Presidente da assessoria de recursos humanos Odgers Berndtson, Luiz Wever afirma que o alto índice de entrevistados que disseram ter sido sinceros chamou sua atenção.

Segundo ele, esse tipo de procedimento durante o processo de desligamento é importante para ambas as partes. “A empresa tem a oportunidade de consertar ou afinar possíveis distorções e o profissional sente que deixou sua contribuição para o negócio.”

Wever afirma que, atualmente, os profissionais de RHs costumam levar em consideração o que é dito. “Com a mudança de comportamento do RH nas estruturas, portando-se de forma mais estratégica, é uma grande oportunidade de apresentar de forma positiva sua participação no negócio e no seu foco.” 

Segundo ele, essas informações são usadas para a realização de correções, alinhamentos, polimentos e equalizações, por meio de movimentos coordenados e precisos.
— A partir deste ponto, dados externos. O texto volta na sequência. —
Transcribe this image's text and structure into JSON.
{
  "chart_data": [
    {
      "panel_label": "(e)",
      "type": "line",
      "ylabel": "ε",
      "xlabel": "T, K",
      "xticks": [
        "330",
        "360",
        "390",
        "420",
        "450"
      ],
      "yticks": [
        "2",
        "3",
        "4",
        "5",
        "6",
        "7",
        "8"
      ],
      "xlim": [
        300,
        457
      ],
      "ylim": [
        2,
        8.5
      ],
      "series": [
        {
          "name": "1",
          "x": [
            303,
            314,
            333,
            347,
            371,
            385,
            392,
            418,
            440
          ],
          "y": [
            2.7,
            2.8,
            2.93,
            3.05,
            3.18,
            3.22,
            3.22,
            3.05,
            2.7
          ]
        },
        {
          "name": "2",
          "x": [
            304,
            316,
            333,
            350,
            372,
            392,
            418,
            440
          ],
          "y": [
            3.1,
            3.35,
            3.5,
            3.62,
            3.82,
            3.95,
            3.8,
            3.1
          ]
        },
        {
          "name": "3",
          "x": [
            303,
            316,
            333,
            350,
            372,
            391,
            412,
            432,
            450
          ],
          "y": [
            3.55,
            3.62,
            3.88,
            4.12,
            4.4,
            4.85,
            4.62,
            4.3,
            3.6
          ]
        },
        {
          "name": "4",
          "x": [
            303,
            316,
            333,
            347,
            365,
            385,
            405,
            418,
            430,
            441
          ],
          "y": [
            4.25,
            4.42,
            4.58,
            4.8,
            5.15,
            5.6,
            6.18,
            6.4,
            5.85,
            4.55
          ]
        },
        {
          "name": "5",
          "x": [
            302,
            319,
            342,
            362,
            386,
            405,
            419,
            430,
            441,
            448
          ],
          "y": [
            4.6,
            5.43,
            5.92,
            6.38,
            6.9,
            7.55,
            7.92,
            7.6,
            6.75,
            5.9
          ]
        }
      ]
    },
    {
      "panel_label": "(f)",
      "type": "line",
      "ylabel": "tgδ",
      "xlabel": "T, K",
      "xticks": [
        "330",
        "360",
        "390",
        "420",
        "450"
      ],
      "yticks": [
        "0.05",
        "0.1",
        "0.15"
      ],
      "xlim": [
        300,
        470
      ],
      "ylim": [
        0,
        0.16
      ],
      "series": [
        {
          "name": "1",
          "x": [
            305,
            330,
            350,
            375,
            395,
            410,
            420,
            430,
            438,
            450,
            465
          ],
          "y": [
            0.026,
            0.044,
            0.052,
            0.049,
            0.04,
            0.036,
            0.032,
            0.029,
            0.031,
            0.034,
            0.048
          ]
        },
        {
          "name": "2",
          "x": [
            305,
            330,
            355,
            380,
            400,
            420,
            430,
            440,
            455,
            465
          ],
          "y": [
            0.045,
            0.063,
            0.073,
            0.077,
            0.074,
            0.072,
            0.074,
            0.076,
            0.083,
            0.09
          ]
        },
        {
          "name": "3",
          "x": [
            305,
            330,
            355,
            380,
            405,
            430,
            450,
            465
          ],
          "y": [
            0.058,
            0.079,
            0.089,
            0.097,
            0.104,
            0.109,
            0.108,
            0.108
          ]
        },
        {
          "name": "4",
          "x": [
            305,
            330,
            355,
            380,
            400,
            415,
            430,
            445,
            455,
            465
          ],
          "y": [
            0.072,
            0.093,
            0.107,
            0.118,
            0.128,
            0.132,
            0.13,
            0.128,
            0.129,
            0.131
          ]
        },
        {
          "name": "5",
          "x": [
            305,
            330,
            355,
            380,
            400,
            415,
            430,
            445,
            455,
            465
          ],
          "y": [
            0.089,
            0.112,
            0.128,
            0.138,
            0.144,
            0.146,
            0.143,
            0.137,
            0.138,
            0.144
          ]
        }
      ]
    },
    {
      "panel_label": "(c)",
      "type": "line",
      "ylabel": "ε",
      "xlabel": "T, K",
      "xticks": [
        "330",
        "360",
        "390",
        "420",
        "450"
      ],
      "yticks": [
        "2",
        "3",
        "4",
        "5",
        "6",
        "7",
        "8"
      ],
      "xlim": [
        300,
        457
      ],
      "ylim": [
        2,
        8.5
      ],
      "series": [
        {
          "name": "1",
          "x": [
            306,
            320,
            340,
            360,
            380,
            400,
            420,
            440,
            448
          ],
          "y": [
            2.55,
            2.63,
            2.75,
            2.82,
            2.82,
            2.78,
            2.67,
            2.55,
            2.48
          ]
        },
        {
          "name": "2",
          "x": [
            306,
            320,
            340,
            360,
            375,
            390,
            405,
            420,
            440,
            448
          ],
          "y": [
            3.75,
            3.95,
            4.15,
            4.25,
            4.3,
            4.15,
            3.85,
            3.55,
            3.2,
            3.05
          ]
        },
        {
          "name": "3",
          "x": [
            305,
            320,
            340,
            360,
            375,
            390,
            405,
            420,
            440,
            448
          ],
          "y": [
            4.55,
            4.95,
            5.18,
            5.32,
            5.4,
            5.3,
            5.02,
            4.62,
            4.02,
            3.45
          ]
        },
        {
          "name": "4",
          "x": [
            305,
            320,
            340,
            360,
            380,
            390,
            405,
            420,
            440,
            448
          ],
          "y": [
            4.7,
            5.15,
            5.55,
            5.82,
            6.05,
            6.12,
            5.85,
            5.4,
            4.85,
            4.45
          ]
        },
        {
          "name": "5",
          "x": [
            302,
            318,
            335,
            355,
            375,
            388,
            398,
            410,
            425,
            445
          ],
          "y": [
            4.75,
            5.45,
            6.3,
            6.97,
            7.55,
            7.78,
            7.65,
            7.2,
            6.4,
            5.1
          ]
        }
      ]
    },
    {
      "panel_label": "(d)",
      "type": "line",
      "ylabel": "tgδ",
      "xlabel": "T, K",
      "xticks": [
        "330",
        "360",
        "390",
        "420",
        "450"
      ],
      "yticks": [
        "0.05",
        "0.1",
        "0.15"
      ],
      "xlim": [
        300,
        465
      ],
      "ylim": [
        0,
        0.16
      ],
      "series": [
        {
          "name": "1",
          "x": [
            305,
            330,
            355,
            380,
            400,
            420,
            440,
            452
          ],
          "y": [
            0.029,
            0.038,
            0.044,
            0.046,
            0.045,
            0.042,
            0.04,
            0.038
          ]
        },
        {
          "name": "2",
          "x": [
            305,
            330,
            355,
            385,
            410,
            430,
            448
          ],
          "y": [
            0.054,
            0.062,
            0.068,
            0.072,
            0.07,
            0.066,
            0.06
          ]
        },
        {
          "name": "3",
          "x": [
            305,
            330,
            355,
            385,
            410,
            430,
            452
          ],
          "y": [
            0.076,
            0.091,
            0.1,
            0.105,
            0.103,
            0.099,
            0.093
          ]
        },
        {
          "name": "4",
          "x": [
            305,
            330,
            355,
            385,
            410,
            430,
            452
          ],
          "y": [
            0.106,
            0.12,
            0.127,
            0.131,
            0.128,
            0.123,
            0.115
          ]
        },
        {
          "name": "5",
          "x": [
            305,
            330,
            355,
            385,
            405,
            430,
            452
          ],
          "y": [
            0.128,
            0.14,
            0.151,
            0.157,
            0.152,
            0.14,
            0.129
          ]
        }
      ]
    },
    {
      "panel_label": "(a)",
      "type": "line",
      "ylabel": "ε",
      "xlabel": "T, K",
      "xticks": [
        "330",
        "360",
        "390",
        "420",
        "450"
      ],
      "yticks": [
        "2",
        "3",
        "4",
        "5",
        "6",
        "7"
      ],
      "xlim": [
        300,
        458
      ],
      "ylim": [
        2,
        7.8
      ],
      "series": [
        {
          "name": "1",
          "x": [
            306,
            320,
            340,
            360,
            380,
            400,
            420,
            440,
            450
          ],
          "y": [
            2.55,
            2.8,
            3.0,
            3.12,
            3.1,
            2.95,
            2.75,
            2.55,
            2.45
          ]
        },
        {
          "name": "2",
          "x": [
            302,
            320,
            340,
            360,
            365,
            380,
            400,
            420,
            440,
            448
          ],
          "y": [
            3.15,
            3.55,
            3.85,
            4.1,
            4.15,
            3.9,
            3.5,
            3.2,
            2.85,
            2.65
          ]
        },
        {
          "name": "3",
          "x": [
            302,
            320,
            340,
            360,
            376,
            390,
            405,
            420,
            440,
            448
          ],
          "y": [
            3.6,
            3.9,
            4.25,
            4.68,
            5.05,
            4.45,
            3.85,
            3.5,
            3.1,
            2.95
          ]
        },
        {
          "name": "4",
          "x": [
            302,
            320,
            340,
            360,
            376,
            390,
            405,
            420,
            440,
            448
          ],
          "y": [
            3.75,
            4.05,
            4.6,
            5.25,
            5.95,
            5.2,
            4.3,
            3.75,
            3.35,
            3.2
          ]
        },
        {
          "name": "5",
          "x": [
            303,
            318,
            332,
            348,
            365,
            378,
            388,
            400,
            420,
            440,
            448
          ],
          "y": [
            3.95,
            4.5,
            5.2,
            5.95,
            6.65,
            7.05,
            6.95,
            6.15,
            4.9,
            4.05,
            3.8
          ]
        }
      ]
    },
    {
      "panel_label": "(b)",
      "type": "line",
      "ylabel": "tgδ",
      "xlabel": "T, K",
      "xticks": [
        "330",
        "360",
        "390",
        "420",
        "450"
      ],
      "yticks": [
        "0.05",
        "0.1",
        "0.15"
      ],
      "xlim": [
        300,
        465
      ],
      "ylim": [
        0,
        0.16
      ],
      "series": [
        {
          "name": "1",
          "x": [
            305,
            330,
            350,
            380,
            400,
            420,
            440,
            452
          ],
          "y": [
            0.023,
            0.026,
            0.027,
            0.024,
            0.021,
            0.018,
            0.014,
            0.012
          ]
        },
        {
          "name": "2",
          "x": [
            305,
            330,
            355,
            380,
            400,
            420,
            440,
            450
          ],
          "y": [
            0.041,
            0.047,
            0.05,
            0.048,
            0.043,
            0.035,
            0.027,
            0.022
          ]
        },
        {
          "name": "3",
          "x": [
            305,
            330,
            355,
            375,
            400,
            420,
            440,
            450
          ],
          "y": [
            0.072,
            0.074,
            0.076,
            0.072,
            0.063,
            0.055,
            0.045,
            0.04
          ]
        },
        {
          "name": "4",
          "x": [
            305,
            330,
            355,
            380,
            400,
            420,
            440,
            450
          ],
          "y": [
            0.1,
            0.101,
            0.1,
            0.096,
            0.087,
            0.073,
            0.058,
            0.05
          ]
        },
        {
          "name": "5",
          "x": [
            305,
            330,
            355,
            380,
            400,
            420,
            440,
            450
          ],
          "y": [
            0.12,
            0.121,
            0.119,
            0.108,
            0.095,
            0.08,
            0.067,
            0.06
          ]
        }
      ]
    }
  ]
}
“O representante do RH não tem de sair bradando para a empresa o que possivelmente escutou de um profissional que está se desligando, mas pode até sutilmente e precisamente tomar várias iniciativas que regulem questões importantes.”

Ele acredita que o fato de o profissional ser sincero e fazer críticas à empresa na hora do desligamento até pode fechar as portas para um eventual regresso. “Isso pode acontecer, mas não acredito que seja inexorável. Até porque a informação que for dividida com a empresa pode ser muito relevante”, diz.